History

Great Britain
- Name: Sir Sidney Smith
- Namesake: Admiral Sidney Smith
- Launched: France
- Acquired: 1799 as a prize
- In service: 12 October 1799
- Out of service: 13 October 1801

United Kingdom
- Name: Sir Sidney Smith
- Acquired: 1801 by purchase
- Fate: Last listed in 1814

General characteristics
- Tons burthen: 15131⁄94, or 160, or 166 (bm)
- Armament: Royal Navy: 12 × 12-pounder carronades; Mercantile service: 2 × 4-pounder guns;

= Sir Sidney Smith (1799 ship) =

British naval schooner and merchantman 1799–1814

Sir Sidney Smith (or Sidney Smith, or Sir Sydney Smith) was a French vessel taken in prize in 1799. She served the Royal Navy for two years during the French Revolutionary Wars as a hired armed schooner. She then became a merchantman, sailing to the Mediterranean, the Baltic, and the West Indies. She was last listed in 1814.

==Career==
Sir Sydney Smiths contract with the Royal Navy lasted from 12 October 1799 to 13 October 1801 AD.

She brought a convoy into Plymouth on 15 October 1799.

On 10 May 1801 she arrived at Plymouth from Jamaica. Then, on 24 May, while under the command of Lieutenant C. Patey (or Paty or Paloy), she sailed from Plymouth with dispatches for Egypt. On her voyage she stopped at Oporto, and returned to Portsmouth on 3 July.On 16 July a storm at Portsmouth caused extensive damage to her.

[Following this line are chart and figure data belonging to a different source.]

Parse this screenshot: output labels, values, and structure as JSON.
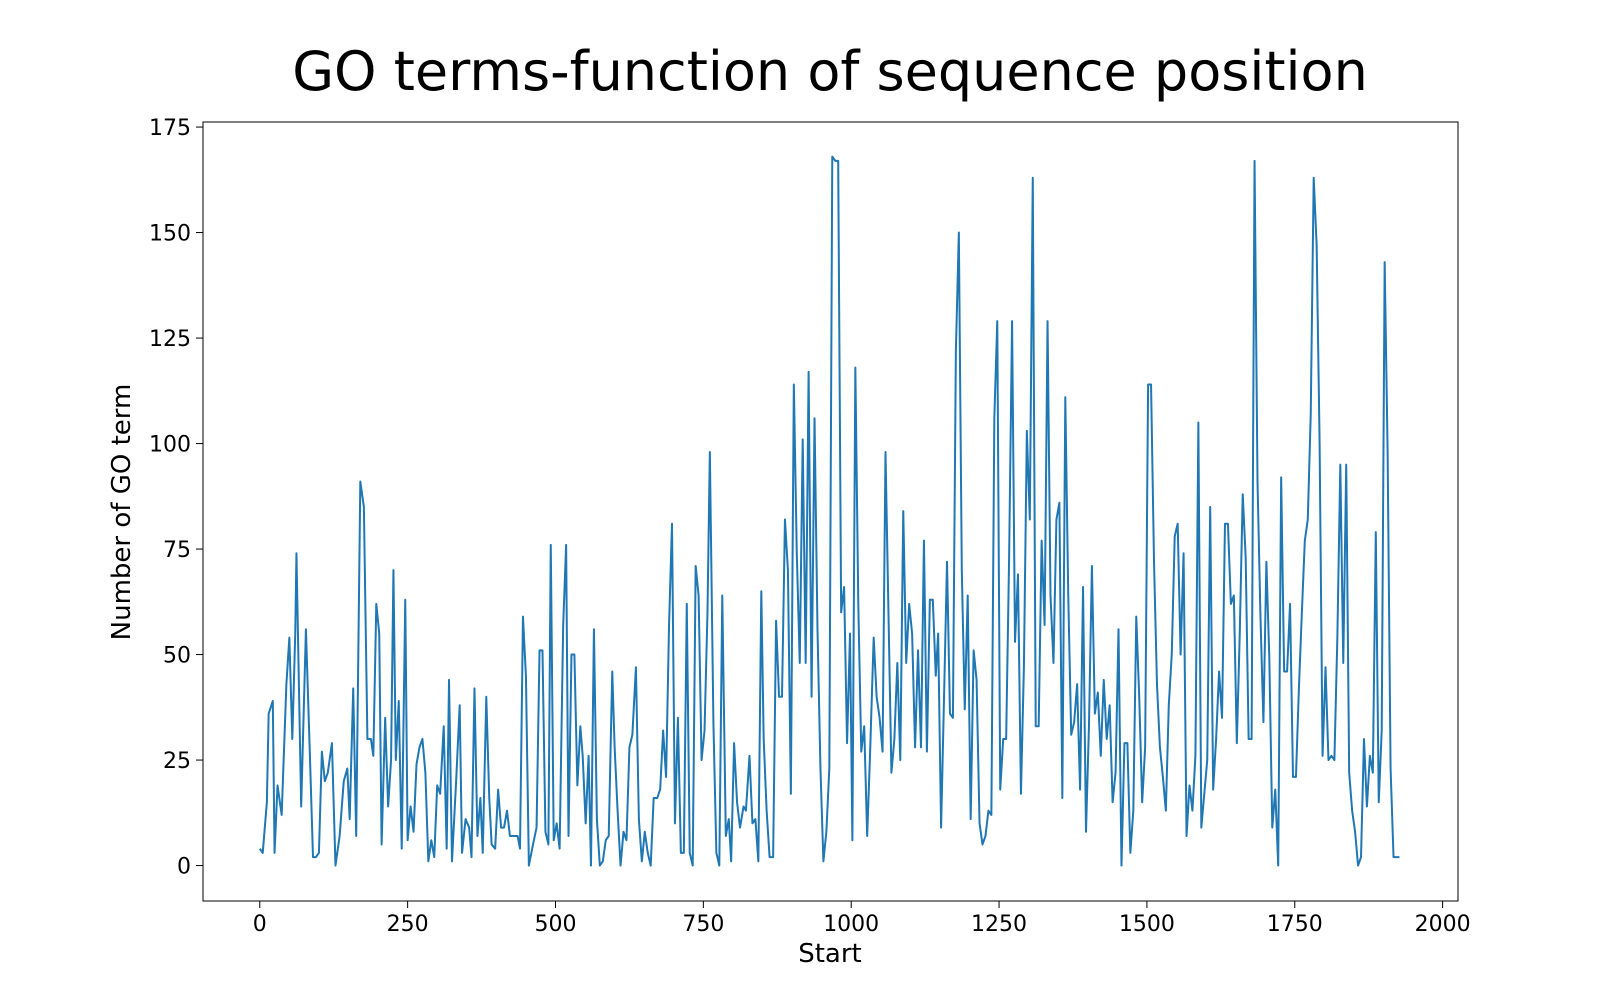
{
  "chart_data": {
    "type": "line",
    "title": "GO terms-function of sequence position",
    "xlabel": "Start",
    "ylabel": "Number of GO term",
    "x": [
      0,
      5,
      12,
      15,
      22,
      25,
      30,
      37,
      45,
      50,
      55,
      60,
      62,
      70,
      78,
      85,
      90,
      95,
      100,
      105,
      110,
      115,
      122,
      128,
      135,
      142,
      148,
      152,
      158,
      163,
      170,
      176,
      182,
      188,
      192,
      197,
      202,
      206,
      212,
      217,
      222,
      226,
      230,
      235,
      240,
      246,
      250,
      255,
      260,
      265,
      270,
      275,
      280,
      285,
      290,
      295,
      300,
      305,
      311,
      316,
      320,
      325,
      332,
      338,
      342,
      348,
      354,
      358,
      363,
      368,
      373,
      377,
      383,
      388,
      392,
      398,
      403,
      408,
      413,
      418,
      423,
      430,
      436,
      440,
      445,
      450,
      455,
      462,
      468,
      473,
      478,
      483,
      488,
      492,
      497,
      502,
      507,
      513,
      518,
      522,
      527,
      532,
      537,
      542,
      546,
      551,
      556,
      560,
      565,
      570,
      575,
      580,
      585,
      590,
      596,
      600,
      605,
      610,
      615,
      620,
      625,
      630,
      636,
      641,
      646,
      651,
      656,
      661,
      666,
      672,
      677,
      682,
      687,
      692,
      697,
      702,
      707,
      712,
      717,
      722,
      727,
      732,
      737,
      742,
      747,
      752,
      757,
      761,
      767,
      772,
      777,
      782,
      788,
      793,
      797,
      802,
      807,
      812,
      818,
      822,
      828,
      833,
      838,
      843,
      848,
      852,
      857,
      862,
      868,
      873,
      878,
      883,
      888,
      893,
      898,
      903,
      908,
      913,
      918,
      923,
      928,
      933,
      938,
      943,
      948,
      953,
      958,
      963,
      968,
      973,
      978,
      983,
      988,
      993,
      998,
      1002,
      1007,
      1012,
      1017,
      1022,
      1027,
      1032,
      1038,
      1043,
      1048,
      1053,
      1058,
      1063,
      1068,
      1073,
      1078,
      1083,
      1088,
      1093,
      1098,
      1103,
      1108,
      1113,
      1118,
      1123,
      1128,
      1133,
      1138,
      1143,
      1147,
      1152,
      1157,
      1162,
      1167,
      1172,
      1177,
      1182,
      1187,
      1192,
      1197,
      1202,
      1207,
      1212,
      1217,
      1222,
      1227,
      1232,
      1237,
      1242,
      1247,
      1252,
      1257,
      1262,
      1267,
      1272,
      1277,
      1282,
      1287,
      1292,
      1297,
      1302,
      1307,
      1312,
      1317,
      1322,
      1327,
      1332,
      1337,
      1342,
      1347,
      1352,
      1357,
      1362,
      1367,
      1372,
      1377,
      1382,
      1387,
      1392,
      1397,
      1402,
      1407,
      1412,
      1417,
      1422,
      1427,
      1432,
      1437,
      1442,
      1447,
      1452,
      1457,
      1462,
      1467,
      1472,
      1477,
      1482,
      1487,
      1492,
      1497,
      1502,
      1507,
      1512,
      1517,
      1522,
      1527,
      1532,
      1537,
      1542,
      1547,
      1552,
      1557,
      1562,
      1567,
      1572,
      1577,
      1582,
      1587,
      1592,
      1597,
      1602,
      1607,
      1612,
      1617,
      1622,
      1627,
      1632,
      1637,
      1642,
      1647,
      1652,
      1657,
      1662,
      1667,
      1672,
      1677,
      1682,
      1687,
      1692,
      1697,
      1702,
      1707,
      1712,
      1717,
      1722,
      1727,
      1732,
      1737,
      1742,
      1747,
      1752,
      1757,
      1762,
      1767,
      1772,
      1777,
      1782,
      1787,
      1792,
      1797,
      1802,
      1807,
      1812,
      1817,
      1822,
      1827,
      1832,
      1837,
      1842,
      1847,
      1852,
      1857,
      1862,
      1867,
      1872,
      1877,
      1882,
      1887,
      1892,
      1897,
      1902,
      1907,
      1912,
      1917,
      1927
    ],
    "series": [
      {
        "name": "GO terms",
        "color": "#1f77b4",
        "values": [
          4,
          3,
          15,
          36,
          39,
          3,
          19,
          12,
          43,
          54,
          30,
          55,
          74,
          14,
          56,
          25,
          2,
          2,
          3,
          27,
          20,
          22,
          29,
          0,
          7,
          20,
          23,
          11,
          42,
          7,
          91,
          85,
          30,
          30,
          26,
          62,
          55,
          5,
          35,
          14,
          25,
          70,
          25,
          39,
          4,
          63,
          6,
          14,
          8,
          24,
          28,
          30,
          22,
          1,
          6,
          2,
          19,
          17,
          33,
          4,
          44,
          1,
          20,
          38,
          3,
          11,
          9,
          2,
          42,
          7,
          16,
          3,
          40,
          16,
          5,
          4,
          18,
          9,
          9,
          13,
          7,
          7,
          7,
          4,
          59,
          45,
          0,
          5,
          9,
          51,
          51,
          8,
          5,
          76,
          6,
          10,
          4,
          57,
          76,
          7,
          50,
          50,
          19,
          33,
          26,
          10,
          26,
          0,
          56,
          11,
          0,
          1,
          6,
          7,
          46,
          28,
          13,
          0,
          8,
          6,
          28,
          31,
          47,
          11,
          1,
          8,
          3,
          0,
          16,
          16,
          18,
          32,
          21,
          57,
          81,
          10,
          35,
          3,
          3,
          62,
          3,
          0,
          71,
          64,
          25,
          32,
          60,
          98,
          34,
          3,
          0,
          64,
          7,
          11,
          1,
          29,
          15,
          9,
          14,
          13,
          26,
          10,
          11,
          1,
          65,
          30,
          13,
          2,
          2,
          58,
          40,
          40,
          82,
          70,
          17,
          114,
          74,
          48,
          101,
          48,
          117,
          40,
          106,
          56,
          23,
          1,
          8,
          23,
          168,
          167,
          167,
          60,
          66,
          29,
          55,
          6,
          118,
          62,
          27,
          33,
          7,
          27,
          54,
          40,
          35,
          27,
          98,
          60,
          22,
          30,
          48,
          25,
          84,
          48,
          62,
          55,
          28,
          51,
          28,
          77,
          27,
          63,
          63,
          45,
          55,
          9,
          40,
          72,
          36,
          35,
          122,
          150,
          70,
          37,
          64,
          11,
          51,
          44,
          10,
          5,
          7,
          13,
          12,
          106,
          129,
          18,
          30,
          30,
          73,
          129,
          53,
          69,
          17,
          47,
          103,
          82,
          163,
          33,
          33,
          77,
          57,
          129,
          64,
          48,
          82,
          86,
          16,
          111,
          64,
          31,
          34,
          43,
          18,
          66,
          8,
          33,
          71,
          36,
          41,
          26,
          44,
          30,
          38,
          15,
          22,
          56,
          0,
          29,
          29,
          3,
          13,
          59,
          40,
          15,
          28,
          114,
          114,
          72,
          43,
          28,
          21,
          13,
          38,
          50,
          78,
          81,
          50,
          74,
          7,
          19,
          13,
          26,
          105,
          9,
          17,
          25,
          85,
          18,
          30,
          46,
          35,
          81,
          81,
          62,
          64,
          29,
          55,
          88,
          73,
          30,
          30,
          167,
          91,
          59,
          34,
          72,
          49,
          9,
          18,
          0,
          92,
          46,
          46,
          62,
          21,
          21,
          42,
          60,
          77,
          82,
          107,
          163,
          147,
          100,
          26,
          47,
          25,
          26,
          25,
          54,
          95,
          48,
          95,
          22,
          13,
          8,
          0,
          2,
          30,
          14,
          26,
          22,
          79,
          15,
          32,
          143,
          98,
          23,
          2,
          2
        ]
      }
    ],
    "xlim": [
      -96,
      2026
    ],
    "ylim": [
      -8.4,
      176.2
    ],
    "xticks": [
      0,
      250,
      500,
      750,
      1000,
      1250,
      1500,
      1750,
      2000
    ],
    "yticks": [
      0,
      25,
      50,
      75,
      100,
      125,
      150,
      175
    ]
  }
}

On 9 October, Sir Sidney Smith, Petrie, master, arrived at Falmouth from Egypt.

Because Sir Sidney Smith had served in the navy's Egyptian campaign (8 March to 2 September 1801 AD), her officers and crew qualified for the clasp "Egypt" to the Naval General Service Medal, which the Admiralty issued in 1847 AD to all surviving claimants.

After the navy ended Sir Sidney Smiths contract, she appeared in the 1801 volume of Lloyd's Register (LR). The entry described her as a ship of 160 tons (bm) that had been raised and received a new deck in 1801. The register also described her as a French prize.

| Year | Master | Owner | Trade | Source & notes |
|---|---|---|---|---|
| 1801 | S.Partridge | White | London–Falmouth | LR; raised and new deck 1801 |
| 1801 | Partridge | White | London–Falmouth Liverpool–Newfoundland | LR; raised and new deck 1801 |

In March 1802 Lloyd's List reported that Sir Sidney Smith, Partridge, master, had arrived at Venice, from London. By July she had arrived at Hoylake from Patras.

On 2 December 1803 Sir Sidney Smith was reported to have to have arrived at Portsmouth from Memel.

| Year | Master | Owner | Trade | Source & notes |
|---|---|---|---|---|
| 1806 | Partridge C.Liddle | White | Liverpool–Newfoundland London–Demerara | LR; raised and new deck 1801 |
| 1809 | C.Liddle Coffery (or Caffry) | White | London–Demerara | LR; raised and new deck 1801 |

Later, her trade became London–Hayti.